This repository accompanies a forthcoming preprint titled "Three-dimensional spatio-angular fluorescence microscopy with a polarized dual-view inverted selective-plane illumination microscope (pol-diSPIM)".
You can find associated data on the BioImage Archive.
polaris
is a set of tools for reconstructing the spatio-angular density of
fluorophores from data collected with a polarized-light dual-view inverted selective
plane illumination microscope (diSPIM).
The major functionality of polaris
is contained in the Spang
class (short
for spatio-angular density), the Data
class, and the MultiMicroscope
class.
Instances of the Spang
class contain a spatio-angular density represented as a
4-dimensional array Spang.f
---three spatial dimensions and one dimension for
spherical harmonic coefficients. Spang
instances also contain supporting
metadata like the voxel dimensions Spang.vox_dim
. The Spang
class contains
methods for calculating summary statistics Spang.calc_stats
, visualization
(Spang.visualize
, Spang.save_summary
), saving to file Spang.save_tiff
, and
reading from file Spang.read_tiff
.
Instances of the Data
class contain 5-dimensional data sets collected by the
microscope Data.g
---three spatial dimensions, one polarizer dimension, and one
view dimension. Data
instances also contain metadata like the polarizer
orientations Data.pols
and the viewing directions Data.det_optical_axes
. The
Data
class contains methods for visualization Data.save_mips
, saving to file
Data.save_tiff
, and reading from file Data.read_tiff
.
Finally, the MultiMicroscope
class implements forward and inverse mappings
between Spang
objects and Data
objects. We can perform a forward simulation
with
data.g = micro.fwd(spang.f)
Similarly, a pseudoinverse solution can be found with
spang.f = micro.pinv(data.g)
See the example
scripts for complete forward and inverse simulations.

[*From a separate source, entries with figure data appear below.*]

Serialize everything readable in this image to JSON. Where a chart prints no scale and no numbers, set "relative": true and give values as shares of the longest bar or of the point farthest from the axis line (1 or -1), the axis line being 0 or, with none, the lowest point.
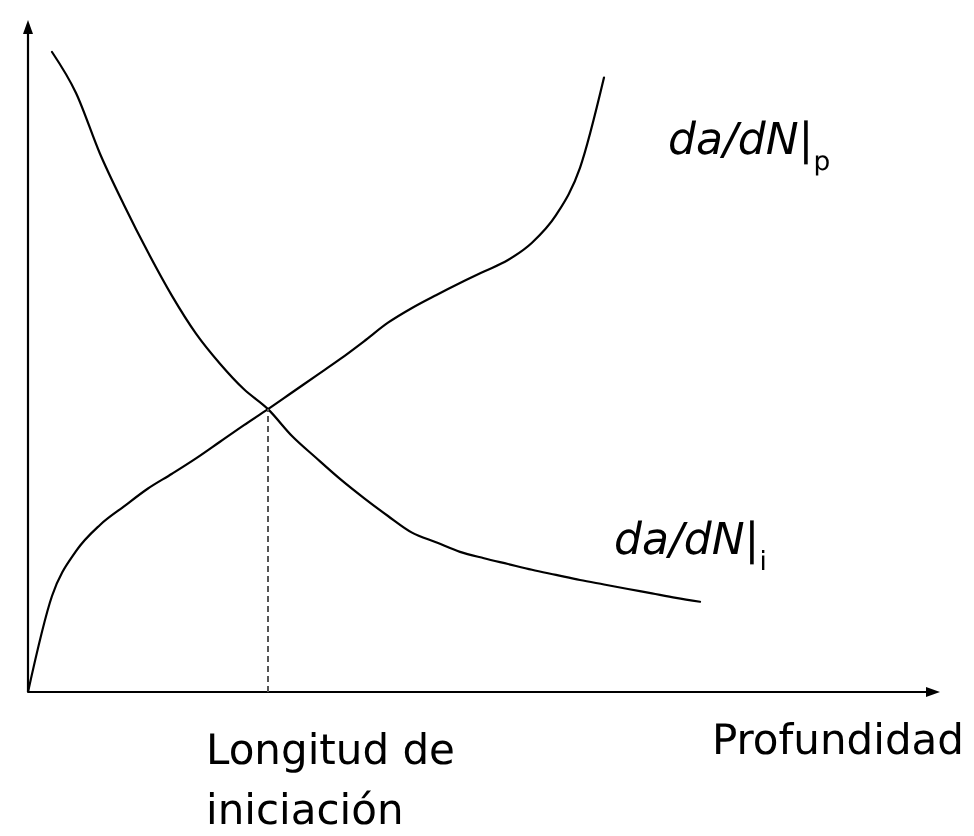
{
  "chart_data": {
    "type": "line",
    "relative": true,
    "xlabel": "Profundidad",
    "categories": [
      null,
      null,
      null,
      null,
      null,
      null,
      null,
      null,
      null,
      null,
      null,
      null,
      null,
      null,
      null,
      null,
      null,
      null,
      null,
      null,
      null,
      null,
      null,
      null,
      null,
      null,
      null,
      null,
      null,
      null,
      null,
      null,
      null,
      null,
      null,
      null,
      null,
      null
    ],
    "series": [
      {
        "name": "da/dN|$_{p}$",
        "color": "#000000",
        "values": [
          0,
          0.15,
          0.22,
          0.261,
          0.29,
          0.318,
          0.341,
          0.365,
          0.391,
          0.417,
          0.442,
          0.468,
          0.494,
          0.52,
          0.548,
          0.577,
          0.6,
          0.62,
          0.639,
          0.657,
          0.675,
          0.702,
          0.745,
          0.819,
          0.96,
          null,
          null,
          null,
          null,
          null,
          null,
          null,
          null,
          null,
          null,
          null,
          null,
          null
        ]
      },
      {
        "name": "da/dN|$_{i}$",
        "color": "#000000",
        "values": [
          null,
          1,
          0.936,
          0.841,
          0.761,
          0.687,
          0.619,
          0.56,
          0.513,
          0.473,
          0.442,
          0.4,
          0.366,
          0.333,
          0.303,
          0.275,
          0.249,
          0.234,
          0.219,
          0.209,
          0.2,
          0.191,
          0.183,
          0.175,
          0.168,
          0.161,
          0.154,
          0.147,
          0.141,
          null,
          null,
          null,
          null,
          null,
          null,
          null,
          null,
          null
        ]
      }
    ],
    "annotations": [
      "Longitud de iniciación"
    ]
  }
}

These instructions have only been tested on macOS, but near variants should work on all platforms.
Is anaconda installed? If not install it through brew
or from the anaconda
webpage.
Clone a copy of polaris.
git clone https://github.com/talonchandler/polaris.git
Create an anaconda environment for polaris. This will take ~5 minutes.
cd polaris
conda env create -f environment.yml
Activate the polaris environment. You will need to activate this environment every time you want to run polaris.
conda activate polaris2021
Install polaris locally so that you can access it from anywhere.
pip install -e ./
Alternatively, you can modify your $PYTHONPATH
variable. You will only need to
do this once.
Run the example scripts.
cd examples
python demo-synthetic-helix.py
python demo-data-guv.py